Alla risoluzione consensuale si fa generalmente ricorso in situazioni particolari della vita dell'impresa, come processi di riorganizzazione o di ristrutturazione.
Avv. Chiara Pederzoli
Ordine degli Avvocati di Bologna
Studio Legale Pederzoli Savigni Zamparini
COME SI FA
Con la risoluzione consensuale le parti possono stabilire l'estinzione immediata del rapporto di lavoro o possono differire la stessa ad un momento successivo.

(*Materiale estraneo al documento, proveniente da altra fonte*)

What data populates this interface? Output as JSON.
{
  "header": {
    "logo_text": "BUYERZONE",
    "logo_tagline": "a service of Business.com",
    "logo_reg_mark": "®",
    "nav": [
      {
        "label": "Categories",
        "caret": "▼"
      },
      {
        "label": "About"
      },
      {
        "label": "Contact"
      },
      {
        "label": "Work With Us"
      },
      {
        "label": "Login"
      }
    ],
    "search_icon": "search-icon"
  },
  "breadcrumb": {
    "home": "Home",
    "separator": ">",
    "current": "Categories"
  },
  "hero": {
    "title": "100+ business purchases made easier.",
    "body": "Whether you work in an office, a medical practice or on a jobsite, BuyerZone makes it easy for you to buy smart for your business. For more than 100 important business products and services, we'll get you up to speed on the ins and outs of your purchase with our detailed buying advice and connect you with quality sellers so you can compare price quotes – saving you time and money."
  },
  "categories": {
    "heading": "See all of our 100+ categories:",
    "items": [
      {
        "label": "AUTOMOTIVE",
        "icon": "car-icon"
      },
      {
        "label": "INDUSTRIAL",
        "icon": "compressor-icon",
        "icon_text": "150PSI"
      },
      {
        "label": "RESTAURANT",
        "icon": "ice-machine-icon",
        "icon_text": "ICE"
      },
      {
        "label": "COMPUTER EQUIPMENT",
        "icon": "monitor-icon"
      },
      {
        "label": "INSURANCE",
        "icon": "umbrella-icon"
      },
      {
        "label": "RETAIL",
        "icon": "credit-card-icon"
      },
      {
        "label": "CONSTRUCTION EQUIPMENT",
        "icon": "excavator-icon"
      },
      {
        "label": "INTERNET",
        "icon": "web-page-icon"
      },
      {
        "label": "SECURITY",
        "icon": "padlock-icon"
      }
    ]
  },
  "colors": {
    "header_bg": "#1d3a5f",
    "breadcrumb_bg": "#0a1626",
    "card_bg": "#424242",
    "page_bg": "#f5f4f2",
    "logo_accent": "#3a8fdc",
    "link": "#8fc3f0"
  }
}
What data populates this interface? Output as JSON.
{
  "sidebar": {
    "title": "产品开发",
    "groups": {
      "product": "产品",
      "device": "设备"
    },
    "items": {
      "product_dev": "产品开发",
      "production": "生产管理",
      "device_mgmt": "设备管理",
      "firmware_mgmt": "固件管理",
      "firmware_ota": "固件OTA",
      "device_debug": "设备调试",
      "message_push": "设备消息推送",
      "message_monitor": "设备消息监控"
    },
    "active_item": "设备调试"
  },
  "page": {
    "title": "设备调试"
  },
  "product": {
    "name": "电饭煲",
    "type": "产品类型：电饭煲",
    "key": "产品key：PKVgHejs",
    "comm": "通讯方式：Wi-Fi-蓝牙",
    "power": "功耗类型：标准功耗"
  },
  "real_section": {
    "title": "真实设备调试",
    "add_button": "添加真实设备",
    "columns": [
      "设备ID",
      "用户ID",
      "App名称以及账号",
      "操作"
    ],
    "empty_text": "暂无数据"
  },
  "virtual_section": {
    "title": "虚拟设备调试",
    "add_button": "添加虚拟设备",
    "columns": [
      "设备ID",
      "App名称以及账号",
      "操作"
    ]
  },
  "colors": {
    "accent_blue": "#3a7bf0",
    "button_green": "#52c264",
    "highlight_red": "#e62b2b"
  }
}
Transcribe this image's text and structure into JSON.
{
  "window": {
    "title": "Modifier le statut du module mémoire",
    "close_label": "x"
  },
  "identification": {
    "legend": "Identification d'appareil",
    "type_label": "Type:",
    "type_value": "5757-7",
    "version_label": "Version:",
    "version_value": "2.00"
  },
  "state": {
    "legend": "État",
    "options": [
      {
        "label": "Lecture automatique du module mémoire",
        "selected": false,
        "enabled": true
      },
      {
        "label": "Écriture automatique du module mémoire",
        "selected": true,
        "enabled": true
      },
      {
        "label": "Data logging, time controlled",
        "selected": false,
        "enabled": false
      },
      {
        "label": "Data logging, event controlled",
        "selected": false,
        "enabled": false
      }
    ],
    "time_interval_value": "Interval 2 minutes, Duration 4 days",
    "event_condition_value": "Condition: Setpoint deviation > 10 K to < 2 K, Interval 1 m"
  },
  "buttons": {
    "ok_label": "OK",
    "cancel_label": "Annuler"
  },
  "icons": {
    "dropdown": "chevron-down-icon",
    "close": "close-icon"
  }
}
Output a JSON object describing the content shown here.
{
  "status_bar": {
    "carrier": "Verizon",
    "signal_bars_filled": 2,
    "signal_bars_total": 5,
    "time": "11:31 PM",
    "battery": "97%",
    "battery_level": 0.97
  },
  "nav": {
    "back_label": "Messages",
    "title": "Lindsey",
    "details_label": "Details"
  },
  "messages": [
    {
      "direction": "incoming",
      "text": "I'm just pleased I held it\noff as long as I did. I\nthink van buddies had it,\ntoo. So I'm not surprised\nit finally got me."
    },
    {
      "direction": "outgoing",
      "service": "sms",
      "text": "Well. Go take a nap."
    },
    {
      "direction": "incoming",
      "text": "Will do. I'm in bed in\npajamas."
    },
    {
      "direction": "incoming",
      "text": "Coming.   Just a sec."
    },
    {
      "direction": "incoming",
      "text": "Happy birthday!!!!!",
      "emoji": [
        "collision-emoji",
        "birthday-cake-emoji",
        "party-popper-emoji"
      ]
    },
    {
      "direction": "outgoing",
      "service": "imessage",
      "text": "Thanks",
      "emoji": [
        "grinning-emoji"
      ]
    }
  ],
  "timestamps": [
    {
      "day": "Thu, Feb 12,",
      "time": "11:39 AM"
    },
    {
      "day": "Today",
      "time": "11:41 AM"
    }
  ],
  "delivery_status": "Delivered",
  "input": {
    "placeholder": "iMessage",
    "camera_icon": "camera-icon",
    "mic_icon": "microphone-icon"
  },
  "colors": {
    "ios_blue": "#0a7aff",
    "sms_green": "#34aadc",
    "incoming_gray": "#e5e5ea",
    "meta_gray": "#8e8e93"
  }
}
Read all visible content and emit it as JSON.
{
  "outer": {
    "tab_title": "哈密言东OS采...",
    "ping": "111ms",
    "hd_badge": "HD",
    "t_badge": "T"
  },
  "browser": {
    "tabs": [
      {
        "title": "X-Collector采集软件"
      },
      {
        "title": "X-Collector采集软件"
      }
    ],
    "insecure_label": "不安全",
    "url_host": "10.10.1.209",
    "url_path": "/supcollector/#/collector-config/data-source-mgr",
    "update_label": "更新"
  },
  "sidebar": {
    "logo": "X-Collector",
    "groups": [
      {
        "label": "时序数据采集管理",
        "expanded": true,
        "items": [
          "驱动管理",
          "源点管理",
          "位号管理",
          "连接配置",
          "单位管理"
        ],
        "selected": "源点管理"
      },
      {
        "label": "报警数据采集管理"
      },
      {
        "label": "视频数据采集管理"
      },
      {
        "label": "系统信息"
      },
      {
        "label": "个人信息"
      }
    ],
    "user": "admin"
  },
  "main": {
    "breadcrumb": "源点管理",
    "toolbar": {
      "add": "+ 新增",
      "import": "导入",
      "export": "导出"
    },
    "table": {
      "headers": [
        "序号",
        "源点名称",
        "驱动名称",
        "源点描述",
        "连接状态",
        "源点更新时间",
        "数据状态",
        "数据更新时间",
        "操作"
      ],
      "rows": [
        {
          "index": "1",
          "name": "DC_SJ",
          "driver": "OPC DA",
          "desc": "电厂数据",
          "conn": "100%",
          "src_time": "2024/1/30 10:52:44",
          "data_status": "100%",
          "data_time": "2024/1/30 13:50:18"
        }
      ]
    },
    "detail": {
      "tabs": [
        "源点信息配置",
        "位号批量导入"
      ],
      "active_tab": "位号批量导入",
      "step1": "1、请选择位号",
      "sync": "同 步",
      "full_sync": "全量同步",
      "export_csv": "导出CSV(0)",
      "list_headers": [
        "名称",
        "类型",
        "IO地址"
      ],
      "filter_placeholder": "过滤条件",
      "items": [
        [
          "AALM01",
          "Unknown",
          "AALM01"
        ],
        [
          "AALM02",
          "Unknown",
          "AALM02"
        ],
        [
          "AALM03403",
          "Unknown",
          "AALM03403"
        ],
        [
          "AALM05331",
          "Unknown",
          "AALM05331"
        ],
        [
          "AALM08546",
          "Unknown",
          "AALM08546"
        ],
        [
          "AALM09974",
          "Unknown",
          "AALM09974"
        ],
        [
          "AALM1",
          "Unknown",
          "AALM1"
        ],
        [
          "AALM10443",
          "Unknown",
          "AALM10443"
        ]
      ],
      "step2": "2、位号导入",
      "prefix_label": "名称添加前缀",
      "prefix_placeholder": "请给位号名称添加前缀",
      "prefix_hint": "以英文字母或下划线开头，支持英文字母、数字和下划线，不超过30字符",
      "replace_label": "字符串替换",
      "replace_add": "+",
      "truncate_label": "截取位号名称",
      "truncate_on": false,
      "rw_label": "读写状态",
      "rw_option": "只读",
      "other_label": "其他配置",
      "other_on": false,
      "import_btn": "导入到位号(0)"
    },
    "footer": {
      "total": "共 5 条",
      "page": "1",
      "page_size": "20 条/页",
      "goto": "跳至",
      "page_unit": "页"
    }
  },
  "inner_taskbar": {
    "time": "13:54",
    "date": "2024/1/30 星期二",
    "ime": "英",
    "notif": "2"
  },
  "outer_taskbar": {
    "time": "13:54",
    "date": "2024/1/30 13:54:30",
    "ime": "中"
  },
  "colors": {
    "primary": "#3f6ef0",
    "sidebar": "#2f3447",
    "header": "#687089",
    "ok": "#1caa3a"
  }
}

In quest'ultimo caso potrà essere concordato che, fino al momento di effettiva cessazione del rapporto di lavoro, il lavoratore continui a prestare la propria opera presso l'azienda, oppure che goda delle ferie maturate e residue o ancora che benefici di un periodo di aspettativa non retribuita.
In genere la risoluzione consensuale comporta la rinuncia al periodo di preavviso e alla relativa indennità sostitutiva.
Molto spesso, al lavoratore viene offerta una somma di denaro, in aggiunta al TFR spettante per legge, comunemente chiamata "incentivo all'esodo" che viene liberamente concordata tra le parti.
Per quanto riguarda la forma di tale atto, non vi è obbligo di forma scritta, ben potendo la risoluzione consensuale verificarsi attraverso il semplice comportamento concludente delle parti, ma per fornire la dimostrazione della esistenza della volontà comune delle parti di estinguere il rapporto, è opportuno che venga osservata la forma scritta e che l’atto venga sottoscritto possibilmente davanti alle Commissioni di conciliazione o di fronte al giudice, per evitare l’impugnazione da parte di chi ne abbia interesse.